Church and state

Debate over free dissent has important implication for Catholics

Church and State

Michael Schuttloffel is the executive director of the Kansas Catholic Conference.

by Michael Schuttloffel

Americans exhausted by the Sturm und Drang of perpetual outrage politics may be forgiven for wanting to simply turn away from the latest controversy du jour: the debate over NFL players kneeling during the national anthem.

But this is not the time to change the channel. While it is easy to get distracted by the unprecedented spectacle of celebrity athletes dueling with an American president’s Twitter feed, the debate over the place of dissent in a free society has important implications for Catholics trying to live their faith in their daily lives, including at work.

Catholics have been slow to wake up to the reality that a growing swath of the American population sees orthodox Christian teaching on human sexuality as bigotry morally equivalent to racism.

As a result, religious bakers, florists and photographers who decline involvement in same-sex wedding ceremonies have increasingly found themselves in the crosshairs of state and local human rights commissions and prosecutors. The case of one such baker is soon to be heard by the U.S. Supreme Court.

The mainstream media has taken notably less interest in the plight of the wedding vendors, T-shirt makers and other workaday Christians hounded out of their businesses by the sexual revolution’s inquisitors than they have in lionizing disaffected millionaire athletes.

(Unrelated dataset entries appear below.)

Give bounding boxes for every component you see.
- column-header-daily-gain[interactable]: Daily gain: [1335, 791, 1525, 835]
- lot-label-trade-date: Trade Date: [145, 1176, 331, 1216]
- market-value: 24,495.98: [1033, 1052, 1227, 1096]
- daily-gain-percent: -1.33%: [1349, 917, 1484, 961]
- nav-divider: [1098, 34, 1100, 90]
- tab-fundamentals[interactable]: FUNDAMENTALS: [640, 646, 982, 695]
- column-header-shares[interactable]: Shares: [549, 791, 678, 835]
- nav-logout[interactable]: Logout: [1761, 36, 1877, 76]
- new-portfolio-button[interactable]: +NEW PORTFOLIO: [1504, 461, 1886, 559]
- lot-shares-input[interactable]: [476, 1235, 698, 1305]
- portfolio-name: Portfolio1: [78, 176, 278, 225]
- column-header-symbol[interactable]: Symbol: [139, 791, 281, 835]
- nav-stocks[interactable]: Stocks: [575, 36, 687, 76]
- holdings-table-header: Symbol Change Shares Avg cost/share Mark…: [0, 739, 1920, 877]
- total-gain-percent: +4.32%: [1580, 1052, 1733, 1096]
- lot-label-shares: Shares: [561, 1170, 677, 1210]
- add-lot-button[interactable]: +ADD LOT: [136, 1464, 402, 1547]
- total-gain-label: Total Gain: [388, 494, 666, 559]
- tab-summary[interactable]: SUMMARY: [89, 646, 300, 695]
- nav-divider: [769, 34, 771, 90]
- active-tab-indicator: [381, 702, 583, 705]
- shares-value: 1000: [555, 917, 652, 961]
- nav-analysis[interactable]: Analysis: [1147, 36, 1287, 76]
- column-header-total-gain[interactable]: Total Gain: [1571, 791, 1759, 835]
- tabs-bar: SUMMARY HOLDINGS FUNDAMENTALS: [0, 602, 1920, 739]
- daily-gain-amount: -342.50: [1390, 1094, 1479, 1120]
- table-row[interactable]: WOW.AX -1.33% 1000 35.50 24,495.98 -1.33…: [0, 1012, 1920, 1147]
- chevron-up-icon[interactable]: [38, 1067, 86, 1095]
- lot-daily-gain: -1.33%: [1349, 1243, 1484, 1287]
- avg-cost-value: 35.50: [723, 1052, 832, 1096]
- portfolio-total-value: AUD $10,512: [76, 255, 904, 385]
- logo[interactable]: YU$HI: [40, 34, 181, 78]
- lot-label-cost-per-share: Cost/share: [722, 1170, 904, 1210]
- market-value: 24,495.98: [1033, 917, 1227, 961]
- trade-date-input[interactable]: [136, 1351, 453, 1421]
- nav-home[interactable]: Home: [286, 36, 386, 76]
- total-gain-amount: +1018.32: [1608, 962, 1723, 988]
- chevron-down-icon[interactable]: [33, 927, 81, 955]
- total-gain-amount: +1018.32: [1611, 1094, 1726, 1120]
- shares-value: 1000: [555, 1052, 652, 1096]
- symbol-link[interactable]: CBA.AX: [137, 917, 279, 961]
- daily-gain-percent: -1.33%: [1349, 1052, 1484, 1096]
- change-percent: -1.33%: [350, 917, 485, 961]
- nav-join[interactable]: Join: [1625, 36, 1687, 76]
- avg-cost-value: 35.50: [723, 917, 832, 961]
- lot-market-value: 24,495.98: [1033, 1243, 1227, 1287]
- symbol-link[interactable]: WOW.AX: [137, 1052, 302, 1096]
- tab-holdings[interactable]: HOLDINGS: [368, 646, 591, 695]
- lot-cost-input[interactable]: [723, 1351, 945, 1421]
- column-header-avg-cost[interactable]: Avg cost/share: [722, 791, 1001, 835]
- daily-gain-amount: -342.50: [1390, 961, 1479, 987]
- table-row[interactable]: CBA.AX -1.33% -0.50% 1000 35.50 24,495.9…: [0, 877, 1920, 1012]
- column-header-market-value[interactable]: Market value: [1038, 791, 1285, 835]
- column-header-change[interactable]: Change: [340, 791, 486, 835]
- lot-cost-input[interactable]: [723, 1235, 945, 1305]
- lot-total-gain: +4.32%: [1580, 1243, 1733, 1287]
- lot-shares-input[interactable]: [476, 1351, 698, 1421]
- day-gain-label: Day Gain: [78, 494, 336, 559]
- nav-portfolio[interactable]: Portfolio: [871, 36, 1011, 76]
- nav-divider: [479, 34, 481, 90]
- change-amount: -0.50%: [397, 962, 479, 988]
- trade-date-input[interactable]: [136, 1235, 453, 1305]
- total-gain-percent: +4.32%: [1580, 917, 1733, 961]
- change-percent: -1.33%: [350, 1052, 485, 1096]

It is particularly galling that Barronelle Stutzman, a kindly grandmother persecuted by the Washington state attorney general for living her Christian convictions in the workplace is ignored by the national media, while former 49ers quarterback Colin Kaepernick, who famously wore socks with pigs dressed like police officers, is glorified for refusing to stand for the national anthem.

It is understandable, then, that some very disgusted football fans would cheer calls for anthem- protesting players to be fired. Yet for those who care about liberty in general, and religious freedom in particular, caution is in order.

Consider the case of Mozilla co-founder and CEO Brendan Eich, who was driven from his job when it was discovered that he had years before donated $1,000 to support Proposition 8, the California ballot initiative defining marriage as being between a man and a woman.

Christians should consider carefully the extent to which they want to encourage corporate suits to be in the business of punishing employees with unpopular or objectionable viewpoints.

Remember that the NFL once threatened to pull the Super Bowl out of Arizona over relatively small-bore religious freedom legislation.

Emboldening these same politically correct corporate honchos to impose ideological litmus tests on their employees seems a questionable game plan for concerned Christians to adopt.

On second thought, perhaps just changing the channel is the better option, at least until a Christian athlete protests Roe v. Wade or Obergefell v. Hodges. Expect to hear fewer platitudes about unity on that day.